Tuesday, January 23, 2018

Lessons for Teachers #8: The Performance

Some teachers adore the cliche that a teacher's presentation in the classroom is artistic or theatrical. These people are often very needy and teaching is probably one of the worst professions they could enter. Such people make dangerous teachers because they are flattered not only by the idea that all eyes are upon them but also by the pretense of artistic creativity, for both elevate what may be an inglorious and mundane profession. Such teachers should beware: do not seek favor or attention from your students and dot not make yourself the center of attention. This is a path to personal and professional catastrophe. Teaching is not a performance because you are the star or the genius, but it is a performance for two reasons.

First, like an actor you have to control yourself. Completely. If you cuss a lot, you need to cut it out. If you are short-tempered, grow patient. If you easily lose your train of thought or need frequent breaks, learn to follow through. If you are disorganized, get organized. If you are easily distracted, learn to focus. And so on and so on. Obviously you can take this too far and make yourself a bundle of nerves, but realize some behaviors just won't cut it for a classroom teacher. I can't list them all, but watch how your students respond to you and search your heart. Does your temperament suit the kind of class you are trying to create? Can you change it?

You can't change everything at once, but you most certainly cannot do the opposite either, and the opposite is another cliche, be yourself. In fact, that's probably the worst thing you can do.

Second, teaching is performative because ideally the teacher should disappear and the impression left upon the minds of the students should be that of the material. This doesn't mean that your zeal, style, and unique take on the material are irrelevant, but that they should serve the understanding of the content and not take center stage.

Here too are the extremes instructive. Some teachers are too much of a presence in the class. Too much talking, interference, jokes, asides, theatricality, and so on.
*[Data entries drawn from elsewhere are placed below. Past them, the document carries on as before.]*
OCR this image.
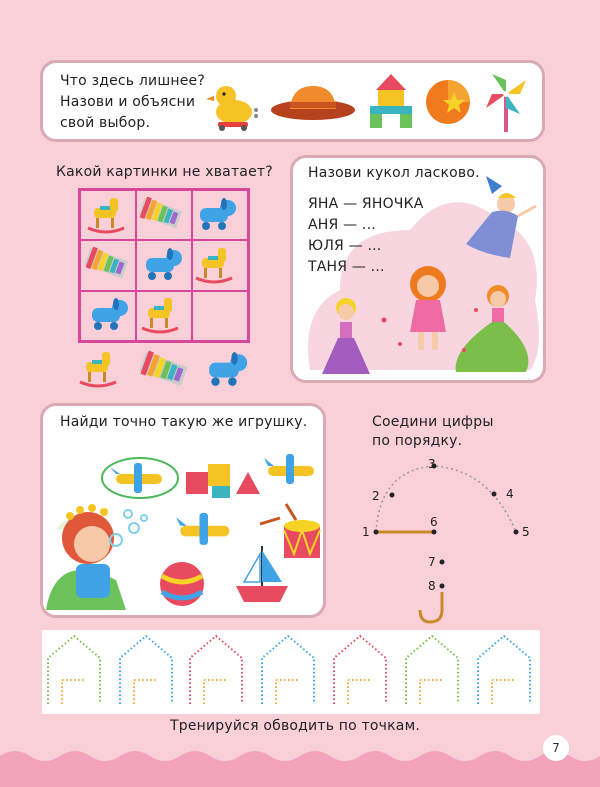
Что здесь лишнее?
Назови и объясни
свой выбор.
Какой картинки не хватает?	Назови кукол ласково.
ЯНА — ЯНОЧКА
АНЯ — ...
ЮЛЯ — ...
ТАНЯ — ...
Найди точно такую же игрушку.	Соедини цифры
по порядку.
1
2
3
4
5
6
7
8
Тренируйся обводить по точкам.
7
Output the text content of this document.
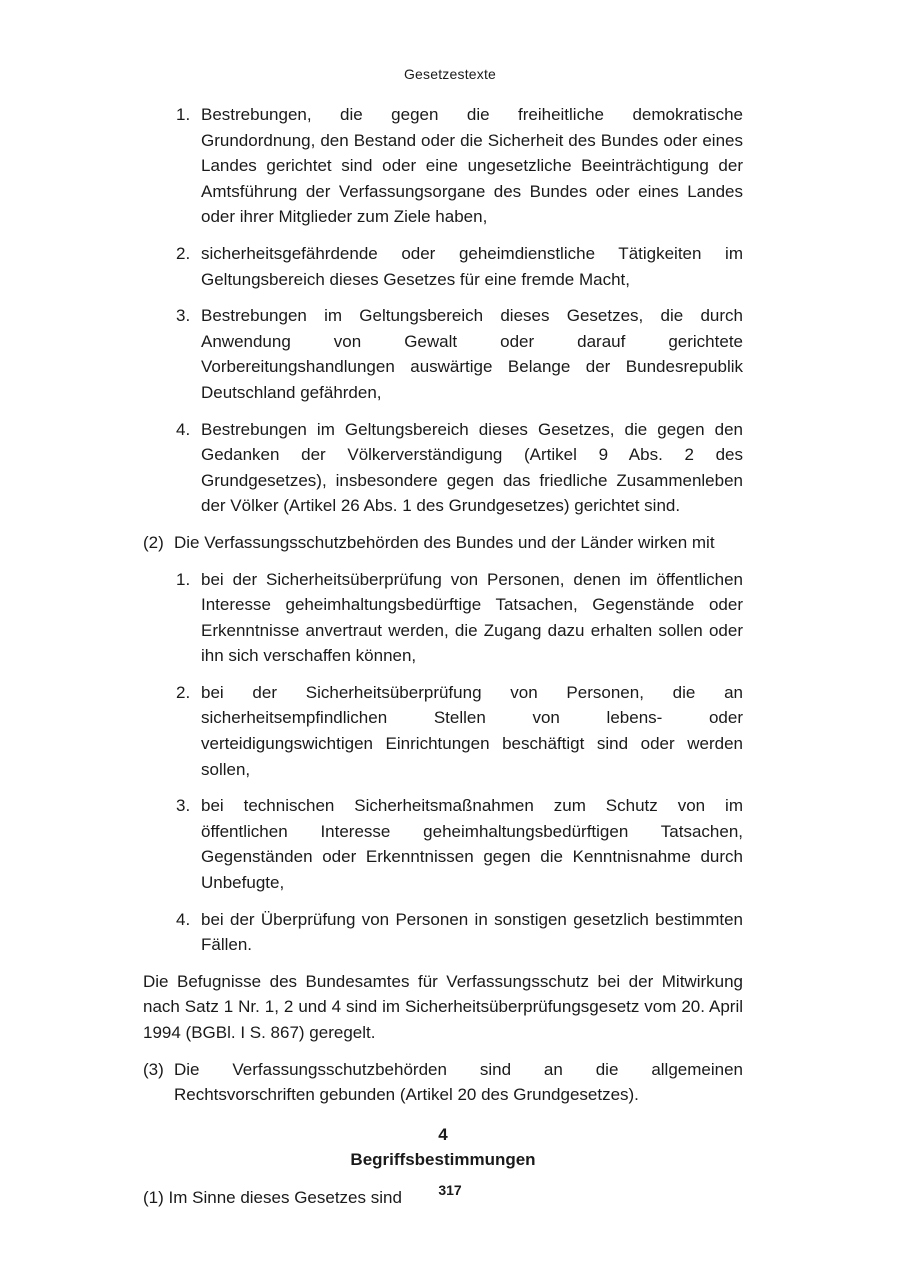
Gesetzestexte
1. Bestrebungen, die gegen die freiheitliche demokratische Grundordnung, den Bestand oder die Sicherheit des Bundes oder eines Landes gerichtet sind oder eine ungesetzliche Beeinträchtigung der Amtsführung der Verfassungsorgane des Bundes oder eines Landes oder ihrer Mitglieder zum Ziele haben,
2. sicherheitsgefährdende oder geheimdienstliche Tätigkeiten im Geltungsbereich dieses Gesetzes für eine fremde Macht,
3. Bestrebungen im Geltungsbereich dieses Gesetzes, die durch Anwendung von Gewalt oder darauf gerichtete Vorbereitungshandlungen auswärtige Belange der Bundesrepublik Deutschland gefährden,
4. Bestrebungen im Geltungsbereich dieses Gesetzes, die gegen den Gedanken der Völkerverständigung (Artikel 9 Abs. 2 des Grundgesetzes), insbesondere gegen das friedliche Zusammenleben der Völker (Artikel 26 Abs. 1 des Grundgesetzes) gerichtet sind.
(2) Die Verfassungsschutzbehörden des Bundes und der Länder wirken mit
1. bei der Sicherheitsüberprüfung von Personen, denen im öffentlichen Interesse geheimhaltungsbedürftige Tatsachen, Gegenstände oder Erkenntnisse anvertraut werden, die Zugang dazu erhalten sollen oder ihn sich verschaffen können,
2. bei der Sicherheitsüberprüfung von Personen, die an sicherheitsempfindlichen Stellen von lebens- oder verteidigungswichtigen Einrichtungen beschäftigt sind oder werden sollen,
3. bei technischen Sicherheitsmaßnahmen zum Schutz von im öffentlichen Interesse geheimhaltungsbedürftigen Tatsachen, Gegenständen oder Erkenntnissen gegen die Kenntnisnahme durch Unbefugte,
4. bei der Überprüfung von Personen in sonstigen gesetzlich bestimmten Fällen.
Die Befugnisse des Bundesamtes für Verfassungsschutz bei der Mitwirkung nach Satz 1 Nr. 1, 2 und 4 sind im Sicherheitsüberprüfungsgesetz vom 20. April 1994 (BGBl. I S. 867) geregelt.
(3) Die Verfassungsschutzbehörden sind an die allgemeinen Rechtsvorschriften gebunden (Artikel 20 des Grundgesetzes).
4
Begriffsbestimmungen
(1) Im Sinne dieses Gesetzes sind	317
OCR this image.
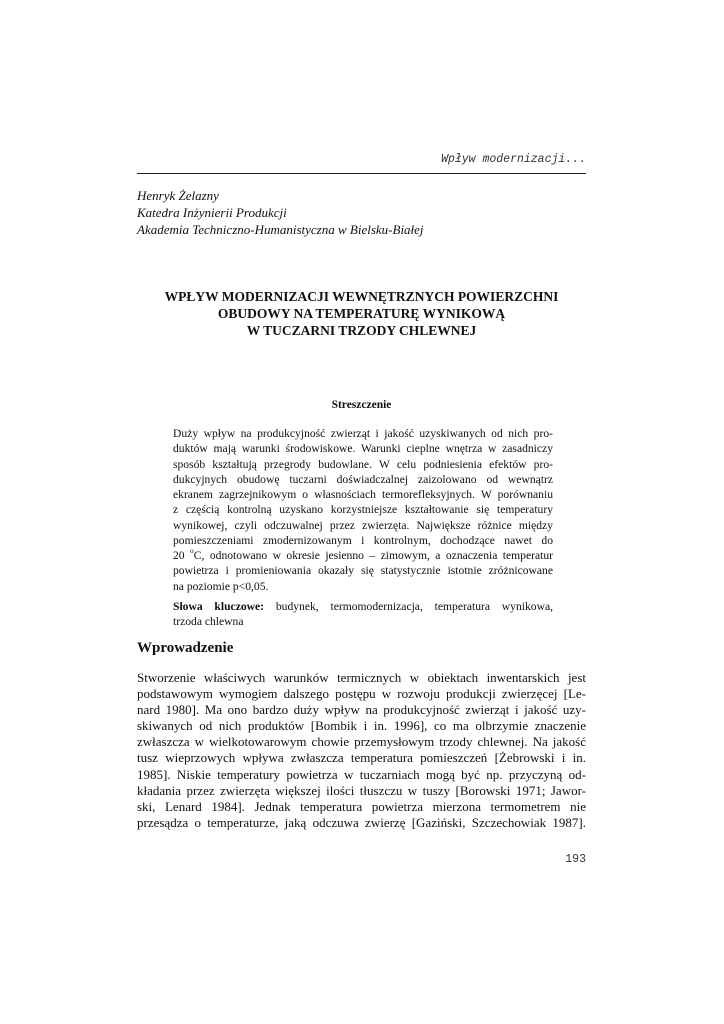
Wpływ modernizacji...
Henryk Żelazny
Katedra Inżynierii Produkcji
Akademia Techniczno-Humanistyczna w Bielsku-Białej
WPŁYW MODERNIZACJI WEWNĘTRZNYCH POWIERZCHNI
OBUDOWY NA TEMPERATURĘ WYNIKOWĄ
W TUCZARNI TRZODY CHLEWNEJ
Streszczenie
Duży wpływ na produkcyjność zwierząt i jakość uzyskiwanych od nich pro-
duktów mają warunki środowiskowe. Warunki cieplne wnętrza w zasadniczy
sposób kształtują przegrody budowlane. W celu podniesienia efektów pro-
dukcyjnych obudowę tuczarni doświadczalnej zaizolowano od wewnątrz
ekranem zagrzejnikowym o własnościach termorefleksyjnych. W porównaniu
z częścią kontrolną uzyskano korzystniejsze kształtowanie się temperatury
wynikowej, czyli odczuwalnej przez zwierzęta. Największe różnice między
pomieszczeniami zmodernizowanym i kontrolnym, dochodzące nawet do
20 $^o$C, odnotowano w okresie jesienno – zimowym, a oznaczenia temperatur
powietrza i promieniowania okazały się statystycznie istotnie zróżnicowane
na poziomie p<0,05.
Słowa kluczowe: budynek, termomodernizacja, temperatura wynikowa,
trzoda chlewna
Wprowadzenie
Stworzenie właściwych warunków termicznych w obiektach inwentarskich jest
podstawowym wymogiem dalszego postępu w rozwoju produkcji zwierzęcej [Le-
nard 1980]. Ma ono bardzo duży wpływ na produkcyjność zwierząt i jakość uzy-
skiwanych od nich produktów [Bombik i in. 1996], co ma olbrzymie znaczenie
zwłaszcza w wielkotowarowym chowie przemysłowym trzody chlewnej. Na jakość
tusz wieprzowych wpływa zwłaszcza temperatura pomieszczeń [Żebrowski i in.
1985]. Niskie temperatury powietrza w tuczarniach mogą być np. przyczyną od-
kładania przez zwierzęta większej ilości tłuszczu w tuszy [Borowski 1971; Jawor-
ski, Lenard 1984]. Jednak temperatura powietrza mierzona termometrem nie
przesądza o temperaturze, jaką odczuwa zwierzę [Gaziński, Szczechowiak 1987].
193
Although they are usually enthusiastic about the material, they overwhelm it. Other teachers are nonentities in the room. Usually by lack of discipline or just by being boring, they don't bring the material out of the realm of concepts into the real world. The lesson is dead on arrival. Now you don't need to be a cheerleader, but kids need to see some heart.

In a nutshell, students need to see someone animated by the knowledge that they are articulating. They need to see only those parts of you, and those parts controlled, that let the ideas shine out. Like an actor on the ancient Greek stage, some of you will disappear behind the mask and some of you will be the medium for the ideas. Unlike the actor, though, you have no physical mask and you need to possess the understanding of yourself to decide which parts of you may and should come forth for the sake of learning.

It is a tall order and its prerequisites are not vanity and narcissism but discipline and self-knowledge, but through such teaching "performance" students will see ideas neither dull and etherized for dissection on the table, nor just barely peeking out from under your personality, but alive, present, and deserving attention and concern. In this way the teacher transforms the knowledge, the student, and himself.